Main characteristics of the late Victorian Period
The Late Victorian Period is set from 1870 to 1901, the year of Queen Victoria’s death. This period is characterized by a loss of values and a general sense of crisis and disillusion. The scientific discoveries shown at the Great Exhibition in 1851 stopped although they had already generate a deep instability in people’s minds. What is more, the Aesthetic movement becomes widespread because it reflects the frustration and uncertainty of the artist. This movement is synthesized in the famous motto “Art for Art’s sake”. One of the major exponents of this period is Oscar Wilde.

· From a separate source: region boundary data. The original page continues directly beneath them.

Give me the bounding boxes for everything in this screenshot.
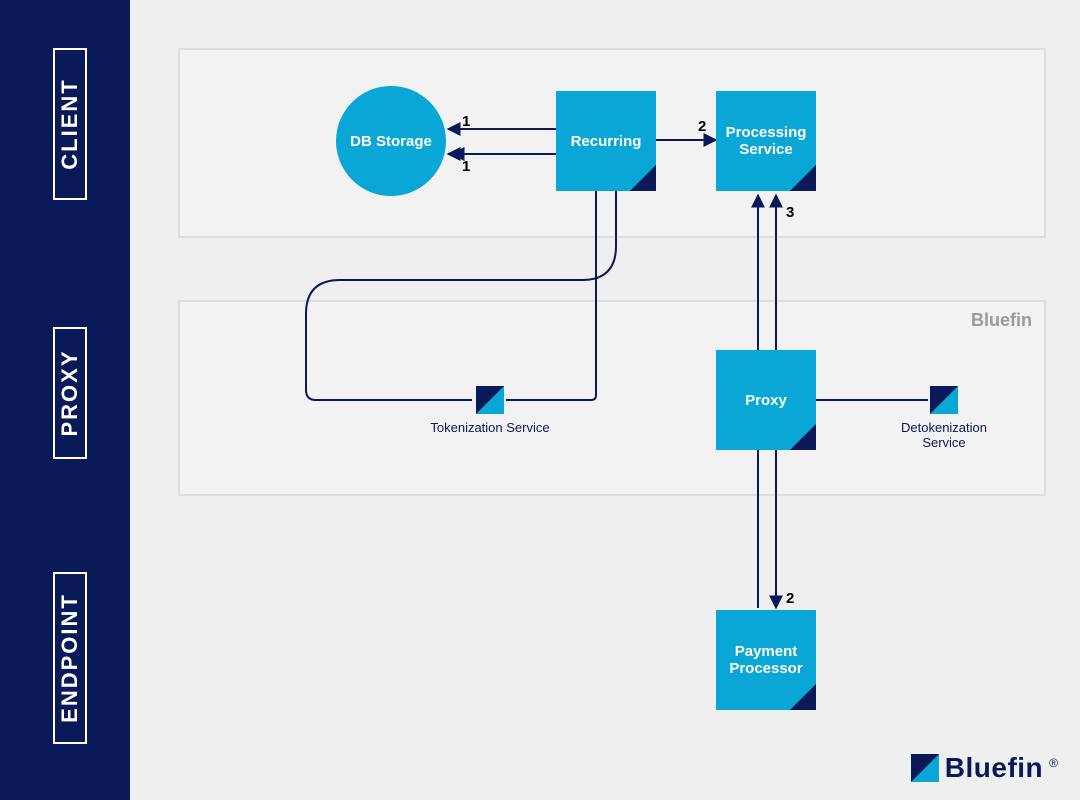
node-db-storage-label: DB Storage [350, 133, 432, 150]
detokenization-icon [930, 386, 958, 414]
node-processing-service: Processing Service [716, 91, 816, 191]
node-payment-processor: Payment Processor [716, 610, 816, 710]
brand-icon [911, 754, 939, 782]
node-proxy: Proxy [716, 350, 816, 450]
edge-label-proxy-payment: 2 [786, 590, 794, 607]
node-recurring: Recurring [556, 91, 656, 191]
tier-label-client: CLIENT [53, 48, 87, 200]
tier-label-endpoint: ENDPOINT [53, 572, 87, 744]
node-corner-icon [630, 165, 656, 191]
edge-label-proxy-processing: 3 [786, 204, 794, 221]
tier-sidebar: CLIENT PROXY ENDPOINT [0, 0, 130, 800]
node-corner-icon [790, 424, 816, 450]
detokenization-label: Detokenization Service [884, 420, 1004, 450]
node-proxy-label: Proxy [745, 392, 787, 409]
tier-label-client-text: CLIENT [57, 78, 83, 169]
tokenization-icon [476, 386, 504, 414]
brand-logo: Bluefin ® [911, 752, 1058, 784]
node-processing-service-label: Processing Service [716, 124, 816, 158]
tier-label-proxy-text: PROXY [57, 349, 83, 436]
brand-registered: ® [1049, 756, 1058, 770]
node-corner-icon [790, 684, 816, 710]
edge-label-db-in: 1 [462, 158, 470, 175]
node-corner-icon [790, 165, 816, 191]
brand-name: Bluefin [945, 752, 1043, 784]
tier-label-proxy: PROXY [53, 327, 87, 459]
edge-label-db-out: 1 [462, 113, 470, 130]
edge-label-recurring-processing: 2 [698, 118, 706, 135]
panel-proxy: Bluefin [178, 300, 1046, 496]
node-payment-processor-label: Payment Processor [716, 643, 816, 677]
node-db-storage: DB Storage [336, 86, 446, 196]
panel-proxy-tag: Bluefin [971, 310, 1032, 331]
tier-label-endpoint-text: ENDPOINT [57, 593, 83, 723]
node-recurring-label: Recurring [571, 133, 642, 150]
tokenization-label: Tokenization Service [430, 420, 550, 435]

The “Art for Art’s sake” motto
It is a moral and aesthetic imperative. This movement believed that only “Art as the cult of Beauty” could prevent the murder of the soul. But Beauty has nothing to do with morality; there is no message to convey, the writer doesn’t want to communicate anything. Art is pretty useless, it goes against Utilitarianism.
The dandy is a person who lives on Beauty and makes his life a work of art. He is a bourgeois artist who, in spite of his uneasiness, remains a member of his class. He is often rejected by people who judge him weird because of his ambiguity. The Wildean dandy is an aristocrat whose elegance is a symbol of the superiority of the spirit. Since life was meant for pleasure, and pleasure was an indulgence in beauty, beautiful clothes and talks, delicious food and handsome boys became the main interests of Oscar Wilde who is a typical example of a dandy.